- Occupations: Film director, screenwriter, producer
- Years active: 1980–present
- Notable work: The Mothers of Plaza de Mayo

= Susana Blaustein Muñoz =

Argentine film director

Susana Blaustein Muñoz is an Argentine film director. She directed four films since she started her career in 1980. She also produced one of those films, the documentary The Mothers of Plaza de Mayo (1985), with co-director Lourdes Portillo, about the Mothers of the Plaza de Mayo who looked for their disappeared children during the Dirty War. This film was nominated for an Academy Award for Best Documentary Feature. Her last film was 1993's Mi casa, mi prisión (My Home, My Prison).

Susana Muñoz was born in Argentina where she lived until 1972, when at the age of 18 she moved to Israel. She worked as a news editor for Israeli television and seven years later, Muñoz moved to the United States to pursue a higher education at the San Francisco Art Institute. Although Muñoz was not living in Argentina during the "Dirty War" where left-wing supporters who criticized the government disappeared, many of her loved ones were.
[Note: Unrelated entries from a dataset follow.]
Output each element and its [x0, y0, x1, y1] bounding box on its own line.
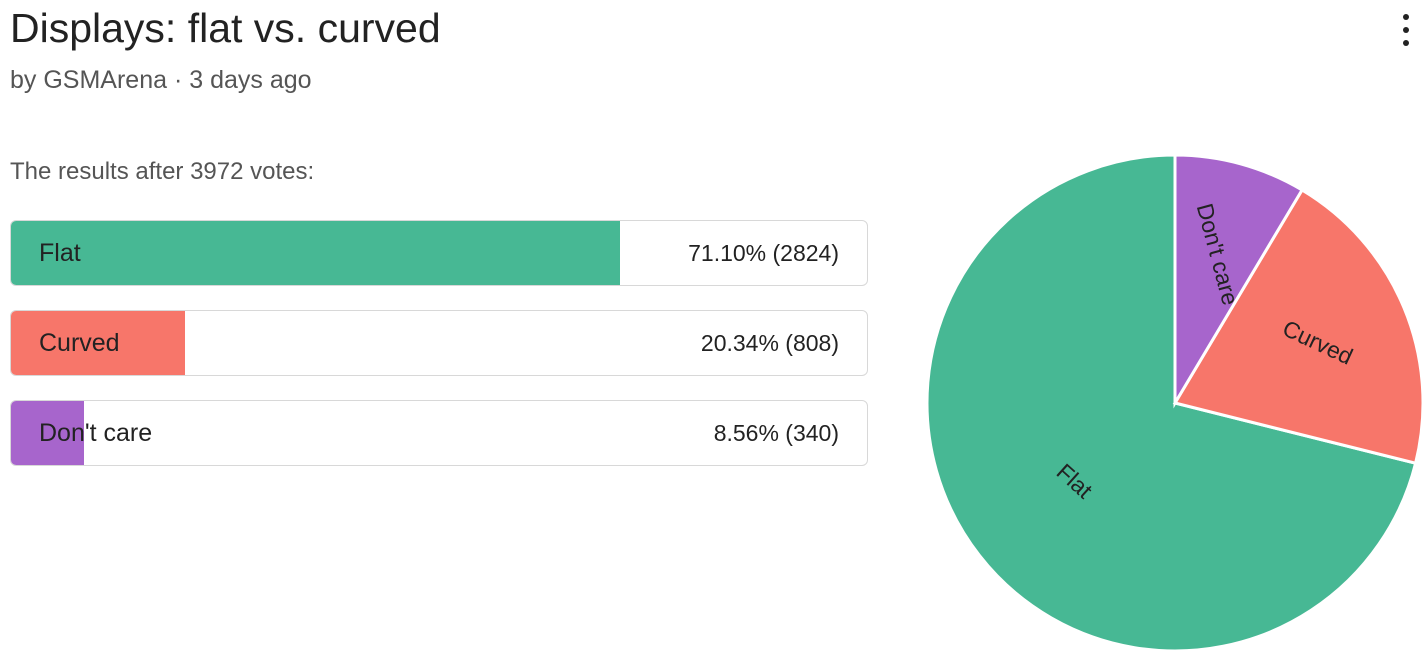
poll-result-row-curved: Curved 20.34% (808)	[10, 310, 868, 376]
poll-summary: The results after 3972 votes:	[10, 158, 315, 185]
result-value: 8.56% (340)	[713, 420, 839, 446]
result-value: 20.34% (808)	[700, 330, 839, 356]
result-bar-fill	[11, 401, 85, 465]
more-options-dot	[1403, 40, 1409, 46]
poll-results-list: Flat 71.10% (2824) Curved 20.34% (808) D…	[10, 220, 870, 490]
poll-result-row-dont-care: Don't care 8.56% (340)	[10, 400, 868, 466]
result-label: Don't care	[39, 419, 153, 447]
pie-slice-flat	[925, 153, 1418, 653]
poll-title: Displays: flat vs. curved	[10, 5, 441, 51]
pie-slice-curved	[1172, 187, 1424, 466]
result-bar-fill	[11, 221, 620, 285]
result-value: 71.10% (2824)	[688, 240, 839, 266]
poll-byline: by GSMArena · 3 days ago	[10, 66, 312, 94]
result-label: Curved	[39, 329, 120, 357]
pie-chart: Flat Curved Don't care	[920, 150, 1424, 656]
result-label: Flat	[39, 239, 81, 267]
poll-result-row-flat: Flat 71.10% (2824)	[10, 220, 868, 286]
result-bar-fill	[11, 311, 186, 375]
pie-slice-don-t-care	[1173, 153, 1305, 409]
more-options-dot	[1403, 14, 1409, 20]
more-options-icon[interactable]	[1396, 14, 1416, 46]
more-options-dot	[1403, 27, 1409, 33]
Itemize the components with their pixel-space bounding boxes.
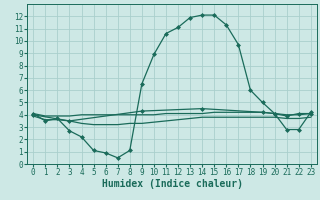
X-axis label: Humidex (Indice chaleur): Humidex (Indice chaleur)	[101, 179, 243, 189]
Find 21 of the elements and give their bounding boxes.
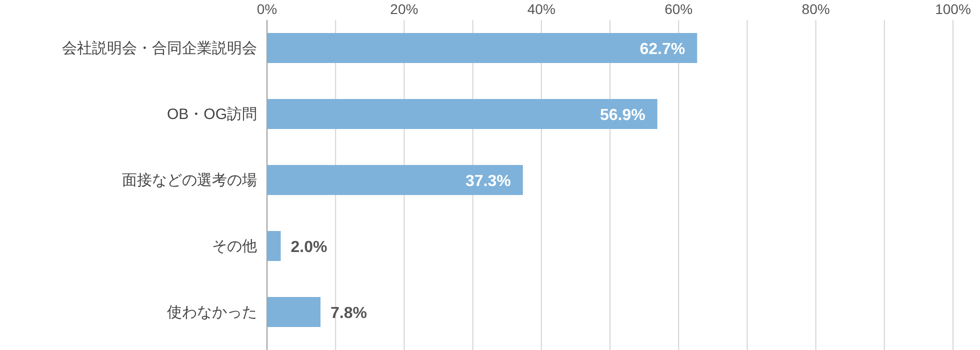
y-tick-label: 面接などの選考の場 — [122, 172, 257, 189]
x-tick-label: 80% — [802, 1, 830, 17]
bar — [267, 165, 523, 195]
x-tick-label: 0% — [256, 1, 278, 17]
data-label: 2.0% — [290, 239, 328, 256]
x-tick-label: 60% — [664, 1, 693, 17]
data-label: 7.8% — [330, 305, 367, 322]
bar — [267, 297, 321, 327]
x-tick-label: 40% — [527, 1, 556, 17]
y-tick-label: 使わなかった — [167, 304, 257, 321]
data-label: 37.3% — [466, 173, 511, 190]
y-tick-label: 会社説明会・合同企業説明会 — [62, 40, 257, 57]
bar — [267, 33, 698, 63]
data-label: 56.9% — [600, 107, 646, 124]
y-tick-label: その他 — [212, 238, 257, 255]
x-tick-label: 20% — [390, 1, 418, 17]
bar — [267, 99, 658, 129]
y-tick-label: OB・OG訪問 — [166, 106, 257, 123]
x-tick-label: 100% — [935, 1, 971, 17]
data-label: 62.7% — [640, 41, 686, 58]
bar — [267, 231, 281, 261]
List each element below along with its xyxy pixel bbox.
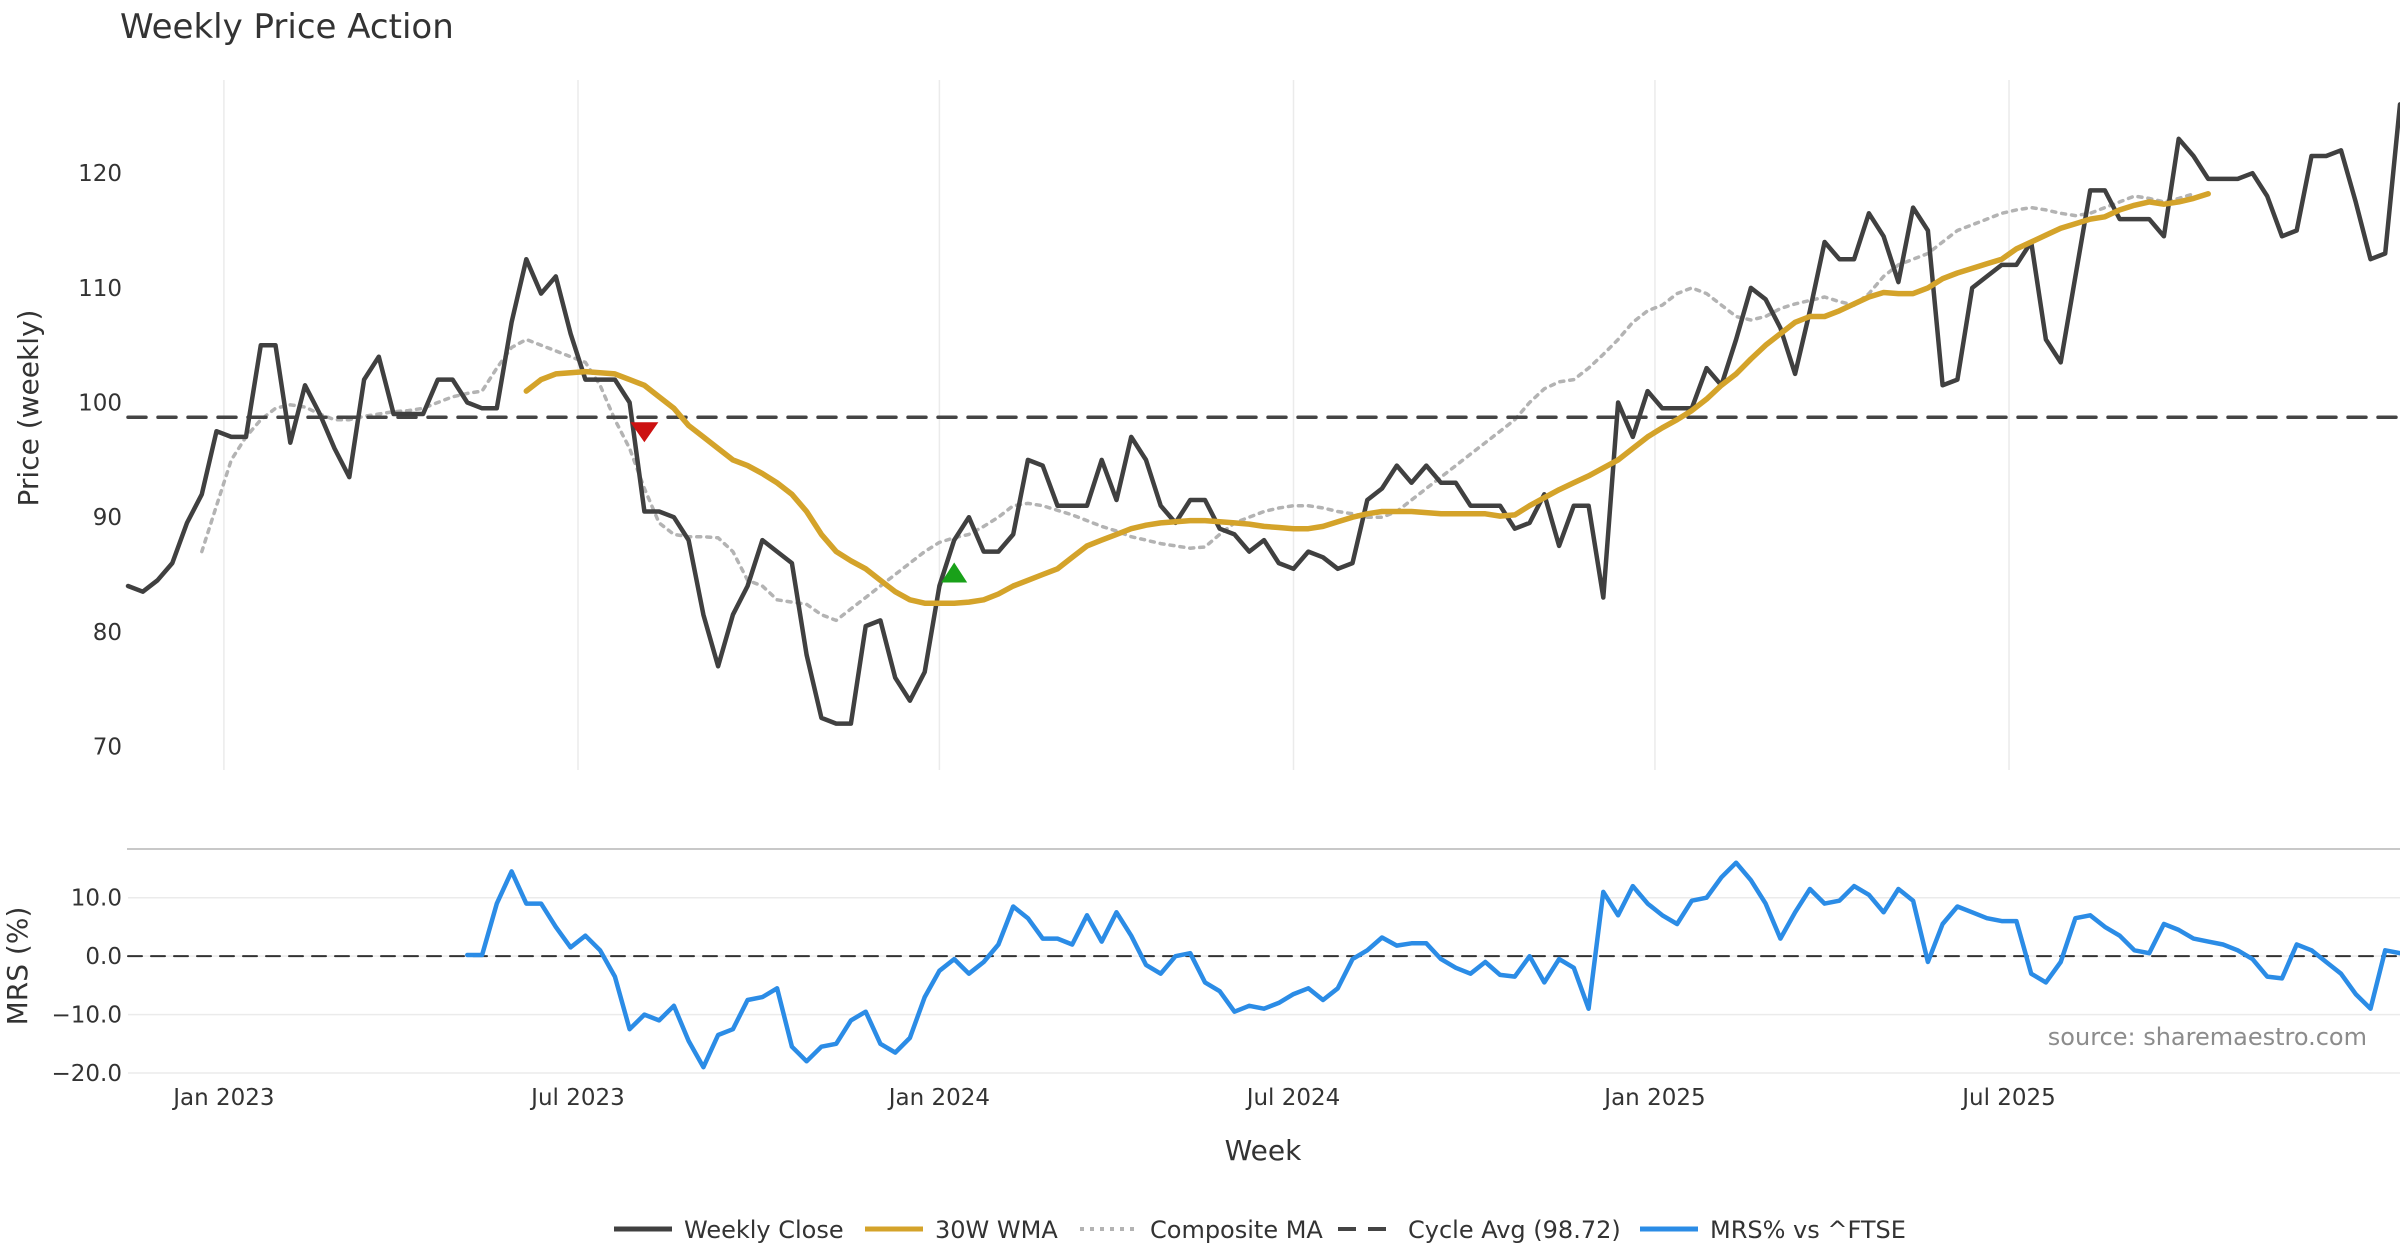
wma-30w-line <box>523 191 2211 606</box>
price-y-axis-label: Price (weekly) <box>12 310 45 507</box>
x-tick-label: Jul 2025 <box>1960 1085 2056 1111</box>
legend-label: 30W WMA <box>935 1216 1058 1244</box>
x-tick-label: Jul 2023 <box>529 1085 625 1111</box>
legend-label: Composite MA <box>1150 1216 1323 1244</box>
sell-signal-marker <box>630 422 659 443</box>
x-tick-label: Jul 2024 <box>1245 1085 1341 1111</box>
price-y-tick-label: 100 <box>78 391 122 417</box>
weekly-close-line <box>125 102 2400 726</box>
price-y-tick-label: 120 <box>78 161 122 187</box>
price-y-tick-label: 80 <box>93 620 122 646</box>
source-note: source: sharemaestro.com <box>2048 1023 2367 1051</box>
legend-label: MRS% vs ^FTSE <box>1710 1216 1906 1244</box>
buy-signal-marker <box>941 562 968 583</box>
price-y-tick-label: 70 <box>93 735 122 761</box>
x-tick-label: Jan 2023 <box>171 1085 274 1111</box>
legend-label: Cycle Avg (98.72) <box>1408 1216 1621 1244</box>
legend-item: Weekly Close <box>614 1216 844 1244</box>
legend-item: Composite MA <box>1080 1216 1323 1244</box>
legend-item: 30W WMA <box>865 1216 1058 1244</box>
mrs-line <box>465 860 2400 1070</box>
mrs-y-tick-label: −20.0 <box>52 1061 122 1087</box>
price-y-tick-label: 90 <box>93 505 122 531</box>
x-axis-label: Week <box>1225 1134 1302 1167</box>
x-tick-label: Jan 2024 <box>887 1085 990 1111</box>
mrs-y-tick-label: 10.0 <box>71 886 122 912</box>
x-tick-label: Jan 2025 <box>1602 1085 1705 1111</box>
mrs-y-tick-label: 0.0 <box>85 944 122 970</box>
price-y-tick-label: 110 <box>78 276 122 302</box>
legend-item: MRS% vs ^FTSE <box>1640 1216 1906 1244</box>
mrs-y-tick-label: −10.0 <box>52 1003 122 1029</box>
legend-item: Cycle Avg (98.72) <box>1338 1216 1621 1244</box>
legend-label: Weekly Close <box>684 1216 844 1244</box>
mrs-y-axis-label: MRS (%) <box>1 907 34 1026</box>
composite-ma-line <box>200 192 2196 623</box>
chart-title: Weekly Price Action <box>120 7 454 47</box>
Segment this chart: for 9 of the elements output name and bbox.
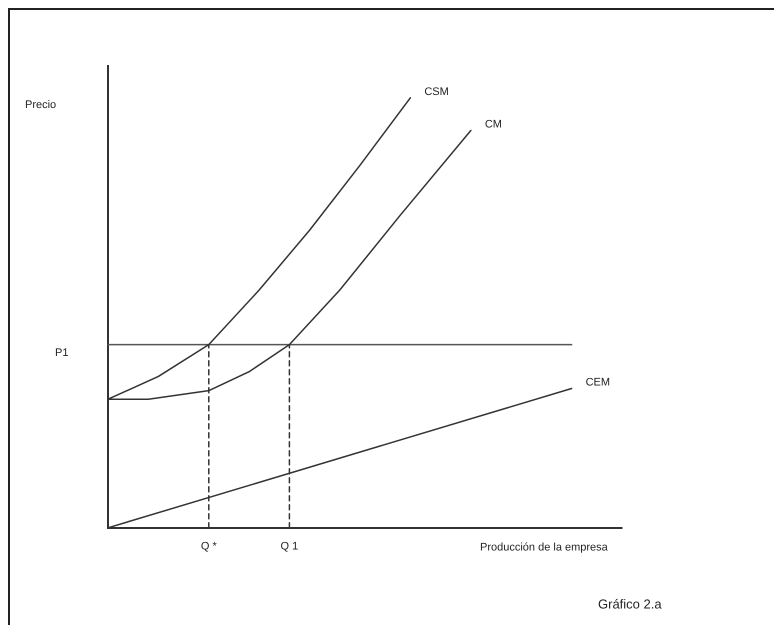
text: Gráfico 2.a bbox=[598, 596, 662, 612]
x-tick-label: Q 1 bbox=[280, 540, 298, 552]
x-tick-label: Q * bbox=[200, 540, 218, 552]
series-label: CM bbox=[484, 118, 502, 131]
text: P1 bbox=[55, 347, 68, 360]
x-axis-title: Producción de la empresa bbox=[480, 541, 609, 554]
text: Precio bbox=[25, 99, 56, 112]
series-label: CEM bbox=[586, 376, 610, 389]
series-label: CSM bbox=[424, 86, 449, 98]
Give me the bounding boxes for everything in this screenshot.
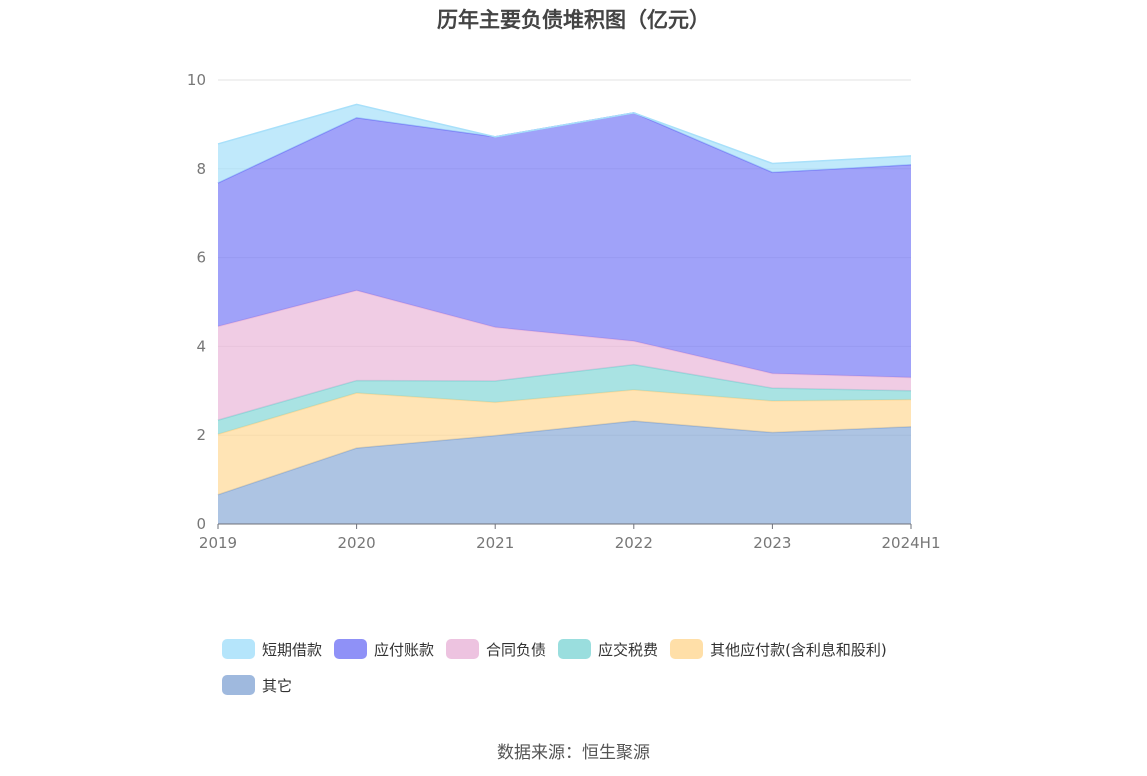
y-tick-label: 0 (196, 515, 206, 533)
x-tick-label: 2021 (476, 534, 514, 552)
legend-label: 其它 (262, 676, 293, 695)
legend-swatch (670, 639, 704, 659)
y-tick-label: 4 (196, 337, 206, 355)
legend-label: 合同负债 (486, 640, 547, 659)
legend-swatch (334, 639, 368, 659)
x-tick-label: 2024H1 (882, 534, 941, 552)
legend-item[interactable]: 应付账款 (334, 638, 434, 660)
y-tick-label: 8 (196, 160, 206, 178)
x-tick-label: 2020 (338, 534, 376, 552)
area-series (218, 389, 911, 495)
legend-item[interactable]: 其它 (222, 674, 292, 696)
chart-area: 0 2 4 6 8 10 2019 2020 2021 2022 2023 2024H1 (187, 71, 941, 552)
legend-item[interactable]: 短期借款 (222, 638, 322, 660)
legend-swatch (446, 639, 480, 659)
y-tick-label: 2 (196, 426, 206, 444)
legend-swatch (222, 639, 255, 659)
legend-item[interactable]: 合同负债 (446, 638, 546, 660)
legend-label: 其他应付款(含利息和股利) (710, 640, 887, 659)
legend: 短期借款 应付账款 合同负债 应交税费 其他应付款(含利息和股利) 其它 (222, 638, 962, 710)
area-series (218, 290, 911, 421)
area-series (218, 112, 911, 378)
legend-swatch (222, 675, 255, 695)
legend-swatch (558, 639, 592, 659)
axes: 0 2 4 6 8 10 2019 2020 2021 2022 2023 2024H1 (187, 71, 941, 552)
source-note: 数据来源：恒生聚源 (497, 743, 650, 763)
y-tick-label: 10 (187, 71, 206, 89)
stacked-areas (217, 103, 912, 524)
legend-label: 短期借款 (262, 640, 323, 659)
legend-item[interactable]: 应交税费 (558, 638, 658, 660)
series-line (217, 103, 912, 165)
area-series (218, 364, 911, 435)
x-tick-label: 2019 (199, 534, 237, 552)
legend-label: 应付账款 (374, 640, 435, 659)
area-series (218, 420, 911, 524)
x-tick-label: 2022 (615, 534, 653, 552)
chart-title: 历年主要负债堆积图（亿元） (437, 8, 710, 32)
x-tick-label: 2023 (753, 534, 791, 552)
legend-label: 应交税费 (598, 640, 659, 659)
legend-item[interactable]: 其他应付款(含利息和股利) (670, 638, 887, 660)
y-tick-label: 6 (196, 249, 206, 267)
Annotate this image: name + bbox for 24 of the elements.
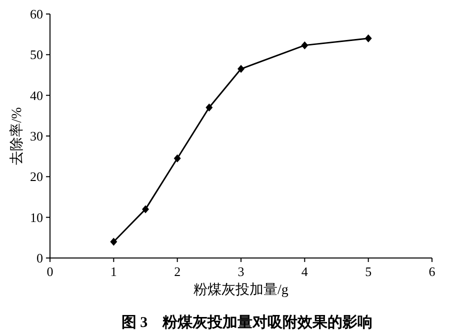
y-tick-label: 30 [30,128,43,144]
text: 图 3 粉煤灰投加量对吸附效果的影响 [121,314,373,331]
x-tick-label: 2 [174,264,181,279]
point [174,154,181,162]
point [364,34,372,42]
x-tick-label: 0 [46,264,54,279]
y-tick-label: 20 [30,169,43,184]
y-tick-label: 0 [36,250,43,266]
point [206,104,213,112]
point [142,205,149,214]
x-tick-label: 3 [238,264,244,279]
x-axis-title: 粉煤灰投加量/g [194,282,288,298]
x-tick-label: 5 [365,264,372,279]
point [301,41,308,50]
y-tick-label: 60 [30,6,43,22]
x-tick-label: 1 [110,264,117,279]
point [238,64,244,73]
x-tick-label: 4 [301,264,308,279]
y-tick-label: 10 [30,210,43,225]
y-axis-title: 去除率/% [9,106,25,165]
x-tick-label: 6 [428,264,436,279]
point [110,238,118,246]
y-tick-label: 40 [30,88,43,103]
y-tick-label: 50 [30,47,43,62]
Her sister was forced into exile for 9 years and many high school friends of Muñoz disappeared during the war. As she was so close to the war in Argentina, in 1978 she first had the idea to make a documentary, co-directed by Lourdes Portillo, titled, "Las Madres de la Plaza de Mayo". The film tells the story the mothers of the women, men and children who disappeared in Argentina during the war and their fight to find answers about their lost children. When the two women were interviewed about whether the film has a feminist agenda Portillo responded, "It's a feminist film in the sense that it was conceptualized by women. It's about women. We didn't try to exclude men from it. We tried, though, to deal with the idea that women can do something about the political situation in their country."